Suppose you design an apparatus in which a uniformly charged disk of radius R is to produce an electric field. The field magnitude is most important along the central perpendicular axis of the disk, at a point P at distance 4.70R from the disk (see Figure (a)). Cost analysis suggests that you switch to a ring of the same outer radius R but with inner radius R/4.70 (see Figure (b)). Assume that the ring will have the same surface charge density as the original disk. If you switch to the ring, by what part will you decrease the electric field magnitude at P?

Solution

taking a ring of width dr of radius r.

surface area of ring = 2 pi r dr

charge on this ring, dq = 2 pi r sigma dr

where sigma = surface charge density

field due to this ring at distance d on central axis from centre.

dE = (k dq / (r^2 + d^2) ) (d / sqrt(r^2 + d^2) )

dE = (k 2pi d sigma) (r dr / (r^2 + d^2)^3/2 )

INtegrating,

E = (2 pi k d sigma) ( - 1 / sqrt(r^2 + d^2))

where k = 1 / (4 pi e0)

For Disc: r goes from 0 to R. ( and d= 4.70 R)

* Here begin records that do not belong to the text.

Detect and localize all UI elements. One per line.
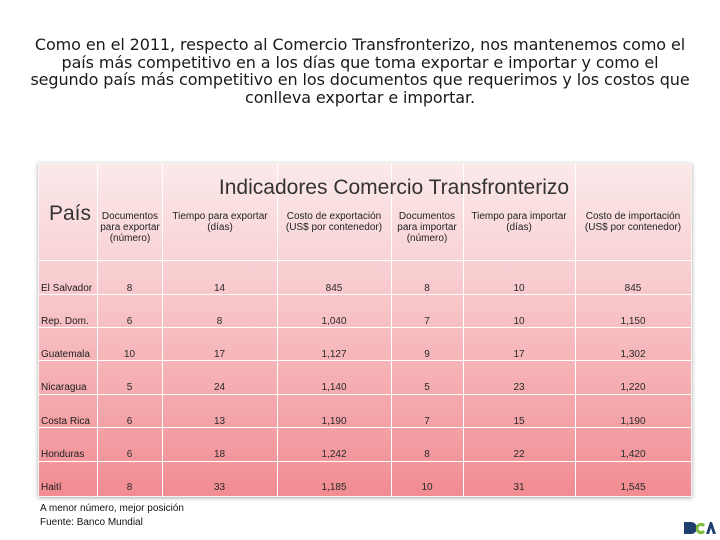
table-cell: 8 (424, 283, 430, 294)
country-haiti: Haití (41, 482, 62, 493)
table-cell: 8 (126, 283, 133, 294)
table-cell: 33 (213, 482, 226, 493)
table-cell: 31 (513, 482, 525, 493)
table-cell: 5 (424, 382, 430, 393)
table-cell: 845 (624, 283, 642, 294)
intro-paragraph: Como en el 2011, respecto al Comercio Transfronterizo, nos mantenemos como el país más competitivo en a los días que toma exportar e importar y como el segundo país más competitivo en los documentos que requerimos y los costos que conlleva exportar e importar. (30, 35, 690, 107)
country-costa-rica: Costa Rica (41, 416, 90, 427)
table-cell: 23 (513, 382, 525, 393)
table-cell: 1,242 (321, 449, 347, 460)
table-cell: 13 (213, 416, 226, 427)
table-cell: 1,220 (620, 382, 646, 393)
table-cell: 1,185 (321, 482, 347, 493)
table-cell: 10 (123, 349, 136, 360)
country-rep-dom: Rep. Dom. (41, 316, 89, 327)
table-cell: 8 (216, 316, 223, 327)
country-honduras: Honduras (41, 449, 85, 460)
table-cell: 10 (513, 316, 525, 327)
dca-logo (683, 520, 717, 538)
table-cell: 15 (513, 416, 525, 427)
table-cell: 10 (513, 283, 525, 294)
ranking-note: A menor número, mejor posición (40, 503, 184, 514)
table-cell: 22 (513, 449, 525, 460)
table-cell: 14 (213, 283, 226, 294)
col-header-time-export: Tiempo para exportar (días) (172, 211, 268, 233)
table-cell: 1,190 (321, 416, 347, 427)
table-cell: 1,150 (620, 316, 646, 327)
table-cell: 9 (424, 349, 430, 360)
table-cell: 8 (126, 482, 133, 493)
table-cell: 1,545 (620, 482, 646, 493)
country-nicaragua: Nicaragua (41, 382, 87, 393)
table-cell: 24 (213, 382, 226, 393)
source-note: Fuente: Banco Mundial (40, 517, 143, 528)
table-cell: 1,420 (620, 449, 646, 460)
table-cell: 7 (424, 416, 430, 427)
table-cell: 1,140 (321, 382, 347, 393)
table-cell: 1,190 (620, 416, 646, 427)
country-guatemala: Guatemala (41, 349, 90, 360)
table-cell: 17 (213, 349, 226, 360)
table-cell: 6 (126, 416, 133, 427)
table-cell: 17 (513, 349, 525, 360)
table-cell: 1,302 (620, 349, 646, 360)
table-cell: 5 (126, 382, 133, 393)
country-el-salvador: El Salvador (41, 283, 93, 294)
table-cell: 845 (325, 283, 343, 294)
col-header-cost-export: Costo de exportación (US$ por contenedor) (285, 211, 383, 233)
table-title: Indicadores Comercio Transfronterizo (218, 176, 570, 199)
table-cell: 1,127 (321, 349, 347, 360)
table-cell: 8 (424, 449, 430, 460)
table-cell: 1,040 (321, 316, 347, 327)
country-column-header: País (49, 202, 92, 225)
table-cell: 18 (213, 449, 226, 460)
table-cell: 6 (126, 449, 133, 460)
table-cell: 10 (421, 482, 433, 493)
col-header-docs-import: Documentos para importar (número) (397, 211, 457, 244)
col-header-cost-import: Costo de importación (US$ por contenedor) (584, 211, 682, 233)
table-cell: 6 (126, 316, 133, 327)
col-header-time-import: Tiempo para importar (días) (471, 211, 567, 233)
col-header-docs-export: Documentos para exportar (número) (100, 211, 160, 244)
trade-indicators-table (38, 163, 692, 497)
table-cell: 7 (424, 316, 430, 327)
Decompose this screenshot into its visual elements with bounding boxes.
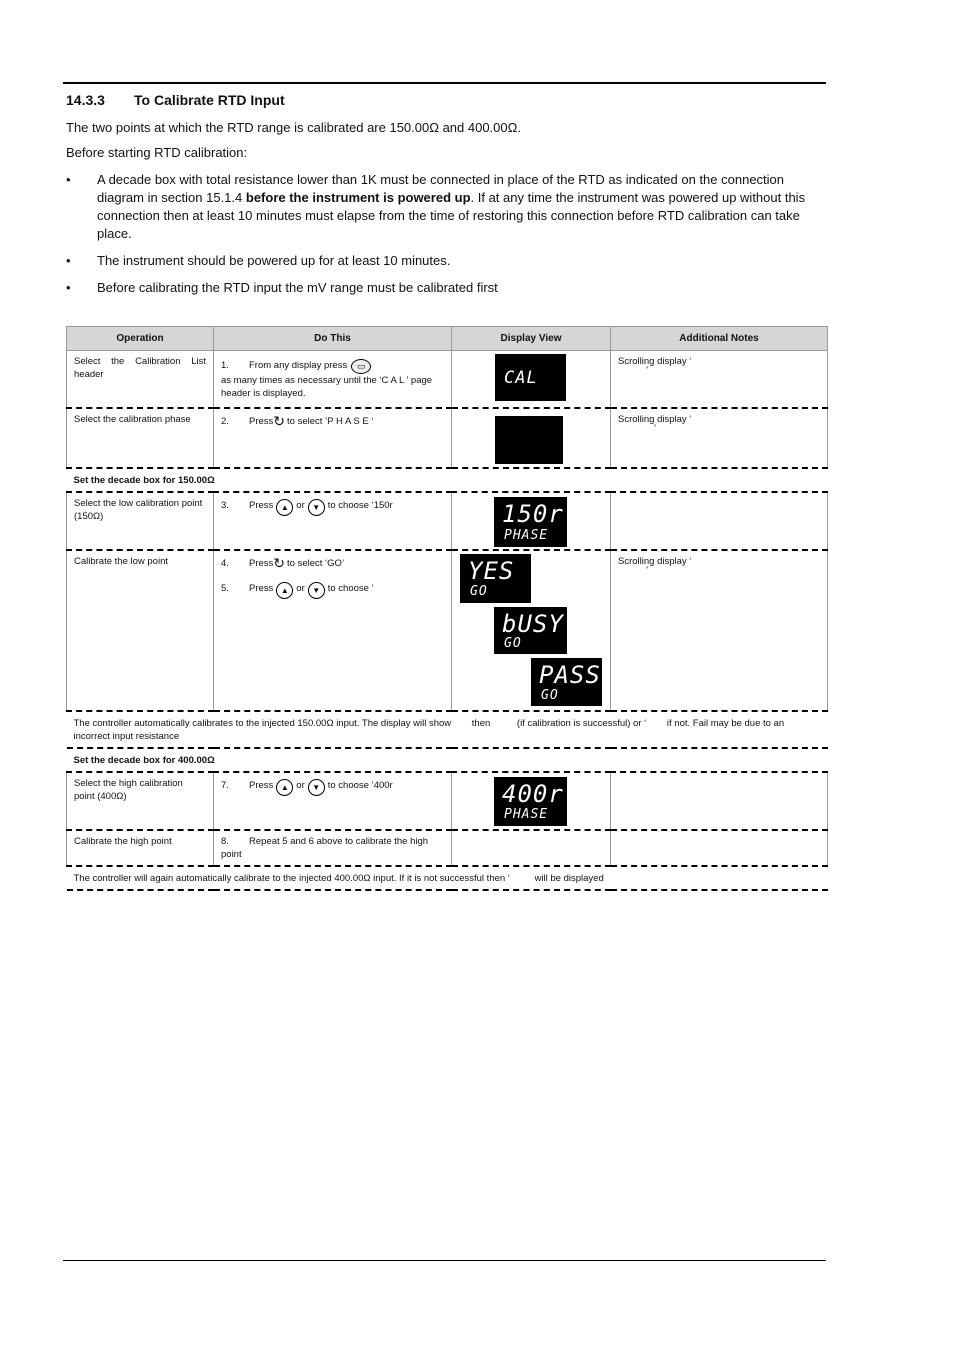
step (221, 554, 444, 571)
notes-cell (611, 830, 828, 866)
note-text: Scrolling display ‘ (618, 413, 692, 425)
do-this-cell (214, 351, 452, 408)
span-text: The controller will again automatically calibrate to the injected 400.00Ω input. If it is not successful then ‘ (73, 872, 510, 884)
section-number: 14.3.3 (66, 92, 105, 108)
step-text-tail: to select ‘GO’ (287, 557, 345, 569)
bottom-rule (63, 1260, 826, 1261)
down-arrow-icon: ▼ (308, 582, 325, 599)
top-rule (63, 82, 826, 84)
step-number: 8. (221, 835, 229, 847)
display-cell (452, 550, 611, 711)
calibration-table (66, 326, 828, 891)
bullet-text: The instrument should be powered up for at least 10 minutes. (97, 253, 451, 268)
lcd-text: CAL (504, 368, 538, 388)
operation-cell: Calibrate the low point (67, 550, 214, 711)
list-item (66, 279, 828, 297)
note-text: Scrolling display ‘ (618, 555, 692, 567)
notes-cell (611, 772, 828, 830)
before-paragraph: Before starting RTD calibration: (66, 145, 248, 160)
step (221, 779, 444, 796)
note-text-close: ’ (646, 564, 649, 576)
do-this-cell (214, 550, 452, 711)
step-text: Press (249, 557, 274, 569)
header-operation: Operation (67, 327, 214, 351)
step-text: Repeat 5 and 6 above to calibrate the high point (221, 835, 429, 860)
span-note (67, 711, 828, 748)
do-this-cell (214, 492, 452, 550)
lcd-top-text: YES (468, 556, 515, 585)
bullet-text: A decade box with total resistance lower than 1K must be connected in place of the RTD as indicated on the connection diagram in section 15.1.4 (97, 172, 785, 205)
lcd-display (494, 777, 567, 826)
section-title: To Calibrate RTD Input (134, 92, 285, 108)
notes-cell (611, 492, 828, 550)
note-text: Scrolling display ‘ (618, 356, 692, 367)
cycle-icon: ↻ (273, 412, 286, 429)
notes-cell (611, 408, 828, 468)
operation-cell: Select the calibration phase (67, 408, 214, 468)
step-or: or (296, 779, 305, 791)
display-cell (452, 772, 611, 830)
step-text-tail: to choose ‘150r (327, 499, 393, 511)
prerequisite-list (66, 171, 828, 306)
lcd-top-text: 150r (502, 499, 564, 528)
table-row (67, 408, 828, 468)
step-text: Press (249, 499, 274, 511)
note-text-close: ’ (654, 422, 657, 434)
lcd-bottom-text: PHASE (504, 527, 549, 543)
step-text: Press (249, 582, 274, 594)
step-text-continued: as many times as necessary until the ‘C A L ’ page header is displayed. (221, 375, 433, 399)
header-do-this: Do This (214, 327, 452, 351)
bullet-icon: • (66, 280, 71, 295)
lcd-top-text: bUSY (502, 609, 564, 638)
cycle-icon: ↻ (273, 554, 286, 571)
step-number: 1. (221, 360, 229, 371)
display-cell (452, 351, 611, 408)
section-heading (66, 92, 285, 108)
step (221, 499, 444, 516)
step-number: 2. (221, 415, 229, 427)
table-row (67, 866, 828, 890)
up-arrow-icon: ▲ (276, 499, 293, 516)
step-number: 5. (221, 582, 229, 594)
span-heading: Set the decade box for 150.00Ω (67, 468, 828, 492)
step-number: 7. (221, 779, 229, 791)
notes-cell (611, 550, 828, 711)
lcd-display (494, 497, 567, 547)
page-button-icon: ▭ (351, 359, 371, 374)
step-text-tail: to choose ‘400r (327, 779, 393, 791)
step-text: Press (249, 779, 274, 791)
step-or: or (296, 499, 305, 511)
span-note (67, 866, 828, 890)
table-row (67, 772, 828, 830)
step-number: 3. (221, 499, 229, 511)
do-this-cell (214, 772, 452, 830)
span-text: (if calibration is successful) or ‘ (516, 717, 647, 729)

E = (2 pi k 4.70R sigma) [ 1 / 4.70R - 1 / 4.805R]

E1 = 0.043788 pi k sigma

For ring : from R/4.70 to R

E2 = (2 pi k 4.70R sigma) [ 1 / 4.7048R - 1/4.805R ]

E2 = 0.041658 pi k sigma

E due disc / E due ring = 1.05 times

decrement = (0.043788 - 0.041658) / (0.043788) = 0.05 Or by 5%